Пришельцы из звёздного колодца - страница 20



– Мамочка, – обратилась Ксения к райским кущам, – жди, я скоро. К тебе, родная.

Сердце сжалось, защемилось предчувствием, что всё будет неудачно, бесполезно, бессмысленно. Безотрадным виделся ей начинающийся ликующий летний полдень, будто пришёл он в этот мир для кого-то другого, но не для неё.

Она стала дышать глубоко, медленно, чтобы снять невротическую боль в том месте, где билось её двадцатилетнее сердце. Она представила тело-глыбу отца, его лысый череп, безжалостные, обманчиво добродушные глаза, давно утратившие к ней снисхождение, считывающие её ложь всегда, проницательные, переставшие её жалеть и прощать. Ненавидя Рудольфа, он стал с ним заодно в его безжалостности к ней, в его презрении.

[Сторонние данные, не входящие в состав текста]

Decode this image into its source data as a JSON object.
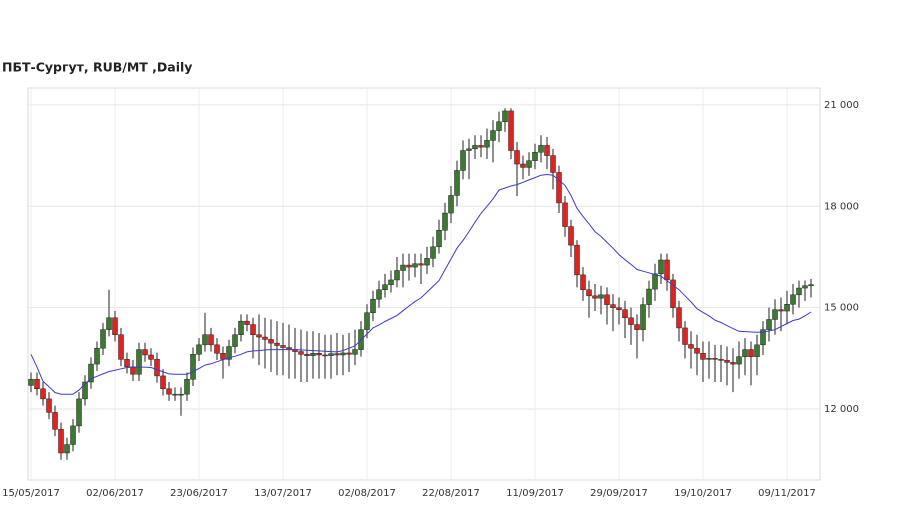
{
  "chart_data": {
    "type": "candlestick",
    "title": "ПБТ-Сургут,  RUB/MT ,Daily",
    "xlim": [
      -0.5,
      131.5
    ],
    "ylim": [
      9900,
      21500
    ],
    "grid": true,
    "up_color": "#3c7a32",
    "down_color": "#e0231f",
    "wick_color": "#222222",
    "xticks": [
      {
        "value": 0,
        "label": "15/05/2017"
      },
      {
        "value": 14,
        "label": "02/06/2017"
      },
      {
        "value": 28,
        "label": "23/06/2017"
      },
      {
        "value": 42,
        "label": "13/07/2017"
      },
      {
        "value": 56,
        "label": "02/08/2017"
      },
      {
        "value": 70,
        "label": "22/08/2017"
      },
      {
        "value": 84,
        "label": "11/09/2017"
      },
      {
        "value": 98,
        "label": "29/09/2017"
      },
      {
        "value": 112,
        "label": "19/10/2017"
      },
      {
        "value": 126,
        "label": "09/11/2017"
      }
    ],
    "yticks": [
      {
        "value": 12000,
        "label": "12 000"
      },
      {
        "value": 15000,
        "label": "15 000"
      },
      {
        "value": 18000,
        "label": "18 000"
      },
      {
        "value": 21000,
        "label": "21 000"
      }
    ],
    "ohlc": {
      "open": [
        12700,
        12880,
        12600,
        12300,
        11900,
        11400,
        10700,
        10950,
        11500,
        12300,
        12800,
        13330,
        13800,
        14350,
        14700,
        14200,
        13470,
        13250,
        13030,
        13760,
        13600,
        13470,
        12980,
        12600,
        12440,
        12440,
        12440,
        12880,
        13620,
        13900,
        14200,
        13900,
        13650,
        13470,
        13850,
        14200,
        14600,
        14500,
        14200,
        14130,
        14060,
        13950,
        13880,
        13820,
        13760,
        13700,
        13620,
        13580,
        13650,
        13600,
        13580,
        13640,
        13600,
        13660,
        13620,
        13760,
        14350,
        14850,
        15250,
        15530,
        15680,
        15820,
        16100,
        16260,
        16200,
        16300,
        16260,
        16460,
        16800,
        17290,
        17800,
        18320,
        19060,
        19650,
        19700,
        19800,
        19750,
        19950,
        20240,
        20500,
        20820,
        19650,
        19250,
        19150,
        19350,
        19600,
        19800,
        19500,
        19000,
        18100,
        17400,
        16850,
        15970,
        15530,
        15350,
        15280,
        15380,
        15090,
        15000,
        14940,
        14700,
        14500,
        14350,
        15090,
        15550,
        16000,
        16410,
        15820,
        15000,
        14400,
        13910,
        13800,
        13650,
        13470,
        13500,
        13470,
        13440,
        13380,
        13330,
        13550,
        13760,
        13550,
        13900,
        14350,
        14650,
        14940,
        14900,
        15100,
        15380,
        15580,
        15650
      ],
      "high": [
        13080,
        13080,
        12800,
        12500,
        12100,
        11600,
        11150,
        11700,
        12500,
        13000,
        13530,
        14000,
        14550,
        15530,
        14900,
        14400,
        13670,
        13450,
        13960,
        13960,
        13800,
        13670,
        13180,
        12800,
        12640,
        12640,
        13080,
        13820,
        14100,
        14850,
        14400,
        14100,
        13850,
        14050,
        14400,
        14800,
        14800,
        14700,
        14800,
        14700,
        14650,
        14600,
        14550,
        14500,
        14400,
        14350,
        14300,
        14300,
        14250,
        14200,
        14200,
        14250,
        14200,
        14250,
        14350,
        14600,
        15100,
        15500,
        15800,
        16000,
        16100,
        16500,
        16600,
        16600,
        16600,
        16600,
        16800,
        17100,
        17600,
        18100,
        18600,
        19350,
        19950,
        20000,
        20100,
        20100,
        20300,
        20550,
        20800,
        20900,
        20900,
        19900,
        19500,
        19600,
        19850,
        20100,
        20050,
        19700,
        19200,
        18300,
        17600,
        17000,
        16200,
        15800,
        15700,
        15650,
        15600,
        15400,
        15300,
        15200,
        15000,
        14800,
        15300,
        15800,
        16300,
        16600,
        16600,
        16000,
        15200,
        14600,
        14300,
        14200,
        14000,
        14000,
        13900,
        13900,
        13850,
        13800,
        14000,
        14100,
        14000,
        14200,
        14600,
        15000,
        15250,
        15300,
        15500,
        15700,
        15800,
        15800,
        15850
      ],
      "low": [
        12500,
        12400,
        12100,
        11700,
        11200,
        10500,
        10500,
        10750,
        11300,
        12100,
        12600,
        13130,
        13600,
        14150,
        14000,
        13270,
        13050,
        12830,
        12830,
        13400,
        13270,
        12780,
        12400,
        12240,
        12240,
        11800,
        12240,
        12680,
        13420,
        13700,
        13700,
        13450,
        12900,
        13270,
        13650,
        14000,
        14300,
        13500,
        13300,
        13200,
        13100,
        13000,
        13000,
        12900,
        12900,
        12800,
        12800,
        12900,
        12900,
        12900,
        12900,
        13000,
        13000,
        13100,
        13300,
        13550,
        14100,
        14600,
        15000,
        15300,
        15450,
        15600,
        15600,
        15800,
        15900,
        15700,
        16000,
        16200,
        16600,
        17000,
        17500,
        18000,
        18800,
        18800,
        19400,
        19450,
        19400,
        19300,
        19900,
        20200,
        19400,
        18300,
        18800,
        18900,
        19100,
        19300,
        19100,
        18500,
        17800,
        17100,
        16500,
        15600,
        15200,
        14700,
        14900,
        14800,
        14500,
        14300,
        14500,
        14100,
        13900,
        13500,
        14000,
        14700,
        15200,
        15700,
        15500,
        14700,
        14000,
        13500,
        13200,
        13000,
        12800,
        12900,
        12800,
        12800,
        12700,
        12500,
        12900,
        13000,
        12700,
        13000,
        13600,
        14000,
        14200,
        14300,
        14500,
        14800,
        15000,
        15200,
        15300
      ],
      "close": [
        12880,
        12600,
        12300,
        11900,
        11400,
        10700,
        10950,
        11500,
        12300,
        12800,
        13330,
        13800,
        14350,
        14700,
        14200,
        13470,
        13250,
        13030,
        13760,
        13600,
        13470,
        12980,
        12600,
        12440,
        12440,
        12440,
        12880,
        13620,
        13900,
        14200,
        13900,
        13650,
        13470,
        13850,
        14200,
        14600,
        14500,
        14200,
        14130,
        14060,
        13950,
        13880,
        13820,
        13760,
        13700,
        13620,
        13580,
        13650,
        13600,
        13580,
        13640,
        13600,
        13660,
        13620,
        13760,
        14350,
        14850,
        15250,
        15530,
        15680,
        15820,
        16100,
        16260,
        16200,
        16300,
        16260,
        16460,
        16800,
        17290,
        17800,
        18320,
        19060,
        19650,
        19700,
        19800,
        19750,
        19950,
        20240,
        20500,
        20820,
        19650,
        19250,
        19150,
        19350,
        19600,
        19800,
        19500,
        19000,
        18100,
        17400,
        16850,
        15970,
        15530,
        15350,
        15280,
        15380,
        15090,
        15000,
        14940,
        14700,
        14500,
        14350,
        15090,
        15550,
        16000,
        16410,
        15820,
        15000,
        14400,
        13910,
        13800,
        13650,
        13470,
        13500,
        13470,
        13440,
        13380,
        13330,
        13550,
        13760,
        13550,
        13900,
        14350,
        14650,
        14940,
        14900,
        15100,
        15380,
        15580,
        15650,
        15680
      ]
    },
    "moving_average": {
      "color": "#3a3acc",
      "values": [
        13620,
        13240,
        12820,
        12660,
        12490,
        12440,
        12440,
        12440,
        12560,
        12740,
        12900,
        12970,
        13040,
        13110,
        13150,
        13190,
        13230,
        13240,
        13240,
        13240,
        13230,
        13170,
        13100,
        13040,
        13030,
        13030,
        13030,
        13110,
        13200,
        13300,
        13340,
        13400,
        13460,
        13520,
        13560,
        13620,
        13690,
        13720,
        13730,
        13750,
        13760,
        13760,
        13760,
        13760,
        13760,
        13750,
        13740,
        13730,
        13720,
        13710,
        13700,
        13690,
        13730,
        13800,
        13870,
        14050,
        14220,
        14400,
        14490,
        14590,
        14680,
        14770,
        14910,
        15050,
        15180,
        15290,
        15460,
        15630,
        15800,
        16120,
        16440,
        16760,
        16990,
        17250,
        17530,
        17790,
        18000,
        18220,
        18480,
        18540,
        18600,
        18640,
        18710,
        18780,
        18850,
        18920,
        18940,
        18920,
        18770,
        18620,
        18320,
        17940,
        17700,
        17480,
        17250,
        17110,
        16930,
        16760,
        16570,
        16420,
        16280,
        16130,
        16080,
        16030,
        15980,
        15930,
        15800,
        15660,
        15530,
        15350,
        15170,
        14970,
        14860,
        14760,
        14630,
        14560,
        14470,
        14380,
        14300,
        14290,
        14280,
        14270,
        14280,
        14310,
        14350,
        14440,
        14530,
        14620,
        14660,
        14760,
        14870
      ]
    }
  }
}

Что творят другие, всё им прощается, всё сходит с рук. Но стоило ей соскользнуть, подвернуть не туда занесённую ногу, неловко оступиться лишь однажды, мир уподобился несущемуся навстречу наземному экспрессу, что курсирует между жилыми мегаполисами по пространствам, где сажают сельхозкультуры, и никто не живёт, кроме работающего вахтовым методом персонала. И вот махина-молния сшибла её с ног в низину, в овраг и умчалась вдаль, утащив за собою прежнюю ослепительную её юность, обещавшую только счастье.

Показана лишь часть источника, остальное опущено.